Le moratoire sur les OGM est, d’une certaine manière, levé”. Par cette phrase un peu provocatrice, le ministre de l’Agriculture Hervé Gaymard semblait prendre acte de  l’imminence de l’arrivée des premiers OGM dans les campagnes et les hypermarchés européens. De fait, les obstacles à la levée du moratoire paraissent en effet avoir disparu. Celui-ci avait été instauré en 1999 le temps que l’Europe se dote de règles claires relatives à l’étiquetage et à la traçabilité, pour préserver la sacro-sainte liberté de choix des consommateurs. C’est chose faite depuis avec l’adoption en juillet dernier de lignes directrices sur l’adoption et l’étiquetage des OGM. Elles ont notamment proposé l’étiquetage de tout produit en contenant plus de 0,9% , un seuil qui a fait couler beaucoup d’encre et de salive. Bien que n’ayant pas fait l’objet d’une réglementation, ces propositions ont fait consensus et plus rien, au moins dans l’esprit des autorités européennes, ne s’oppose plus à l’homologation de nouvelles variétés. Le premier sur la liste devrait être le maïs Bt11 de Syngenta, destiné à l’alimentation humaine, qui a la particularité de cumuler deux modifications génétiques.

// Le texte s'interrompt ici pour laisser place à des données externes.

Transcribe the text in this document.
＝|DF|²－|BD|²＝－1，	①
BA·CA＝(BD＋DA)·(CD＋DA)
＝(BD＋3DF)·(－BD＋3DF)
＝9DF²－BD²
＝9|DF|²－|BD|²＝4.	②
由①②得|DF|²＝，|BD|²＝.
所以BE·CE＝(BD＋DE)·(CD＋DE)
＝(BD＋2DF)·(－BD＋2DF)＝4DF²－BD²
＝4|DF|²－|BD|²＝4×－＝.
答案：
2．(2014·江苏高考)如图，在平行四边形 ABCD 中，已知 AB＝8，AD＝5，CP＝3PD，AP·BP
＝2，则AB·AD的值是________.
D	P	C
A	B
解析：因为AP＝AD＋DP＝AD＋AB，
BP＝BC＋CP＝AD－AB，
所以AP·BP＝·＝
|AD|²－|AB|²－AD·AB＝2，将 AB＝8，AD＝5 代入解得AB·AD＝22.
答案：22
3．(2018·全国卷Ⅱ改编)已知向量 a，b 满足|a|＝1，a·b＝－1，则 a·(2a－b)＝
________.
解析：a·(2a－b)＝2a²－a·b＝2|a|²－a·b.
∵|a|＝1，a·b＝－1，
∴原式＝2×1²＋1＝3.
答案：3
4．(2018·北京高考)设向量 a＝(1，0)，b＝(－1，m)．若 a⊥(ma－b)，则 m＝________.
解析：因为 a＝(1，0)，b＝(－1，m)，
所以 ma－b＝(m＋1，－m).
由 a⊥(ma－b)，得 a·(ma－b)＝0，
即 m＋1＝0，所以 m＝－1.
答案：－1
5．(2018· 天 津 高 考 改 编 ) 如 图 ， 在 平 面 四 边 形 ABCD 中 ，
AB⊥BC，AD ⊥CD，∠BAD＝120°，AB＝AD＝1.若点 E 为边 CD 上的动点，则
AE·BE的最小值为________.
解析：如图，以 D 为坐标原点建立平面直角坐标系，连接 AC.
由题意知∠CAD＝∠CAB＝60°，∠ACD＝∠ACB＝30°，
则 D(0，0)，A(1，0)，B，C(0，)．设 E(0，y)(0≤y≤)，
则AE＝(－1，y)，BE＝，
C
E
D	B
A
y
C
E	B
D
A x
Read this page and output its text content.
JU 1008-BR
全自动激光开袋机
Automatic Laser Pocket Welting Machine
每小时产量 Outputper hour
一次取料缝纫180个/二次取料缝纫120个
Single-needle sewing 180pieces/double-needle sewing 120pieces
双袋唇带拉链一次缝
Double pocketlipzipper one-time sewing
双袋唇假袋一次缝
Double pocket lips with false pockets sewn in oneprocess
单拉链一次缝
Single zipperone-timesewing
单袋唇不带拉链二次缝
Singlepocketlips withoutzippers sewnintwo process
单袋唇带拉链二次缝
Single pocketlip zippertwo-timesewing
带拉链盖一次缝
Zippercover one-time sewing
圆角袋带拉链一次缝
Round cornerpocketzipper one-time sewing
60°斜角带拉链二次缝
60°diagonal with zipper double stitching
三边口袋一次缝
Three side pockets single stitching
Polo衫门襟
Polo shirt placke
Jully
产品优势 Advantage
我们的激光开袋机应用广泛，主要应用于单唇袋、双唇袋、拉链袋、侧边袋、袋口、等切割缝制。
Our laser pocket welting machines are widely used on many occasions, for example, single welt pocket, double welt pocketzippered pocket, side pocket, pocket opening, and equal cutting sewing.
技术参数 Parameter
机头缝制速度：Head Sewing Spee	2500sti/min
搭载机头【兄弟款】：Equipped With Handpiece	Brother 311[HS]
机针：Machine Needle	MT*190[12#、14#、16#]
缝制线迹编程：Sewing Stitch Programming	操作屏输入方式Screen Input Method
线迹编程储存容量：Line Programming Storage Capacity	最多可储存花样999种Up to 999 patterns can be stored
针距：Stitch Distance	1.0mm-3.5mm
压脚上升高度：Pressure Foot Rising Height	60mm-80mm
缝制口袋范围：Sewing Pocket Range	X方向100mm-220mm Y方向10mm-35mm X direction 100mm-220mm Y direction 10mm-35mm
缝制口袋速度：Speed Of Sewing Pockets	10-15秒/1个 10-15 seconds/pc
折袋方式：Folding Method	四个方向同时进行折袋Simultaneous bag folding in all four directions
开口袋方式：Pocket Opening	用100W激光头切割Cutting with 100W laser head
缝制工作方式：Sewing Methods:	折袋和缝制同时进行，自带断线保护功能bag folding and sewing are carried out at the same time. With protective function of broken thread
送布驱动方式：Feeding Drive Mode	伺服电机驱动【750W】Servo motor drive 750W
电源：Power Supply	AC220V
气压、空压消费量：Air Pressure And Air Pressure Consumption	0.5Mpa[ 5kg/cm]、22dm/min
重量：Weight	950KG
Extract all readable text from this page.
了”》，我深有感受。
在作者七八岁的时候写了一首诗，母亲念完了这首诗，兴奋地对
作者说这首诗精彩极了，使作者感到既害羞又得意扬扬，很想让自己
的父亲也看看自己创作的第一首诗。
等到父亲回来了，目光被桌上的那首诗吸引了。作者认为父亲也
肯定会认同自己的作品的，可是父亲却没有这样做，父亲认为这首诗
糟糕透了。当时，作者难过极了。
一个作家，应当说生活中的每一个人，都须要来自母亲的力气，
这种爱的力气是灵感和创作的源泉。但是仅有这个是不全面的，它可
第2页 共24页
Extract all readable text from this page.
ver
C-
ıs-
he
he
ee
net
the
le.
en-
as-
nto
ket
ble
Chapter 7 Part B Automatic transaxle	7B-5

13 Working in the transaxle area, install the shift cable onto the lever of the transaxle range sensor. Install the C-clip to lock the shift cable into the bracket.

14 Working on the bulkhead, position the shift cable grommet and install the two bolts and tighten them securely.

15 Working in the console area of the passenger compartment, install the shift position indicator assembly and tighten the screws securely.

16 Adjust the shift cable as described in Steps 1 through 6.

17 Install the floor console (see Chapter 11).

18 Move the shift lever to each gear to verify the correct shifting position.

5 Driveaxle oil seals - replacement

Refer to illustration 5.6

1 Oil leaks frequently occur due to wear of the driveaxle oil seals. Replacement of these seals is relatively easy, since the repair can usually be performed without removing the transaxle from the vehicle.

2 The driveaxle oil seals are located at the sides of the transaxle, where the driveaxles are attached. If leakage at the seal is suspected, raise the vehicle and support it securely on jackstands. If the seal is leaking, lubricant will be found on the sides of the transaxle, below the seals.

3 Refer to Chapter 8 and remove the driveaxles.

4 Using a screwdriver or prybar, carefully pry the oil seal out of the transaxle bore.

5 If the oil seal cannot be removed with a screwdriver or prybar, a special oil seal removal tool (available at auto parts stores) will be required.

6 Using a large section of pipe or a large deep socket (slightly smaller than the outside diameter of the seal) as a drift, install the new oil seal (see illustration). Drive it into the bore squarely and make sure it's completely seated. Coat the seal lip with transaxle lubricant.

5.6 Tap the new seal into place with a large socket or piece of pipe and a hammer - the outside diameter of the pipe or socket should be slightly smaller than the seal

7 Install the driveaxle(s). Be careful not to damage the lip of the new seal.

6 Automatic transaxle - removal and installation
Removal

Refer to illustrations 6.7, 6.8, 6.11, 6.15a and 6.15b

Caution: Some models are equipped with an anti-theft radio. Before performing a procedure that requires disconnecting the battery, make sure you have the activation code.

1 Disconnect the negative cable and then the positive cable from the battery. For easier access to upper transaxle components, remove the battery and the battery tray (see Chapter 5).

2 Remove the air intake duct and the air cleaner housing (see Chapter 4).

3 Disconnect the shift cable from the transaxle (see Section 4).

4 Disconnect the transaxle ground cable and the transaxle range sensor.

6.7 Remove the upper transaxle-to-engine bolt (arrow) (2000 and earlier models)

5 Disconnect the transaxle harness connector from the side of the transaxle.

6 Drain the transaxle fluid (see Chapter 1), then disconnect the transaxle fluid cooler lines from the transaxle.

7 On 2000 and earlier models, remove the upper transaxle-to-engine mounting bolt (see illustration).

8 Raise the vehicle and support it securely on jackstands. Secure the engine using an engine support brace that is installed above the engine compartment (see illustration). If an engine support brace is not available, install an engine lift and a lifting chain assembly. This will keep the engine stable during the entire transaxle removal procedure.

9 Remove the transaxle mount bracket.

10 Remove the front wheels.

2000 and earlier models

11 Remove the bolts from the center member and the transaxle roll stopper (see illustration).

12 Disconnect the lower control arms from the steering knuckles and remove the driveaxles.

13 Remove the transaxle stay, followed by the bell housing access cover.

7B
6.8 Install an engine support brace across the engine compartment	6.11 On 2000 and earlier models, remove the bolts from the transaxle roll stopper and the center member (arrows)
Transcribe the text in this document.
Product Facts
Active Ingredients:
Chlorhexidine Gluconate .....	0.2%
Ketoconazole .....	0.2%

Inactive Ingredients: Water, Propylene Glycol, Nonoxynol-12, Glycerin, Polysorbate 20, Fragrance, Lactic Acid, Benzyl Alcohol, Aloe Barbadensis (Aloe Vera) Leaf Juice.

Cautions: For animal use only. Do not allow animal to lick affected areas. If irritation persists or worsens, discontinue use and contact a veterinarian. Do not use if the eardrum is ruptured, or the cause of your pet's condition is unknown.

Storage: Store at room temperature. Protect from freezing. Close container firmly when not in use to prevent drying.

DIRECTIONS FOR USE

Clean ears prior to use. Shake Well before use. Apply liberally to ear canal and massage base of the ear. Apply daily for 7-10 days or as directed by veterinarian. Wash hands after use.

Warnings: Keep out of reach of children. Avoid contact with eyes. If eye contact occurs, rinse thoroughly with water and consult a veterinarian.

La Commission hésite à donner son aval

L'aval de la Commission européenne était attendu pour le mois de décembre. Une décision très attendue puisqu’elle devait signifier le coup d’envoi de toute une cascades d’homologations d’OGM qui n’attendent qu’un coup de tampon pour se répandre sur le vieux continent. Mais, le 8 décembre dernier, aucune majorité qualifiée n’avait pu être réunie au sein du Comité permanent de l’UE, que ce soit pour ou contre l’autorisation du Bt11. La procédure communautaire voulait donc que la Commission soumette sa proposition au Conseil des ministres, qui dispose de trois mois pour trancher. La chose était entendue : l’avis de la Commission devait être positif. Mais, coup de théâtre, cette proposition n’a pu être transmise le 13 janvier, comme prévu, à cause de la réticence de deux commissaires. Selon nos informations, il s’agit du français Michel Barnier, commissaire à la politique régionale, et de l’allemande Michèle Schreyer, commissaire au budget. Vue la portée politique de l’autorisation du maïs BT11, ces derniers auraient demandé à débattre de la question le 28 janvier, à l’occasion d’un échange de vue plus général sur les aspects commerciaux et réglementaires des OGM, prévu de longue date.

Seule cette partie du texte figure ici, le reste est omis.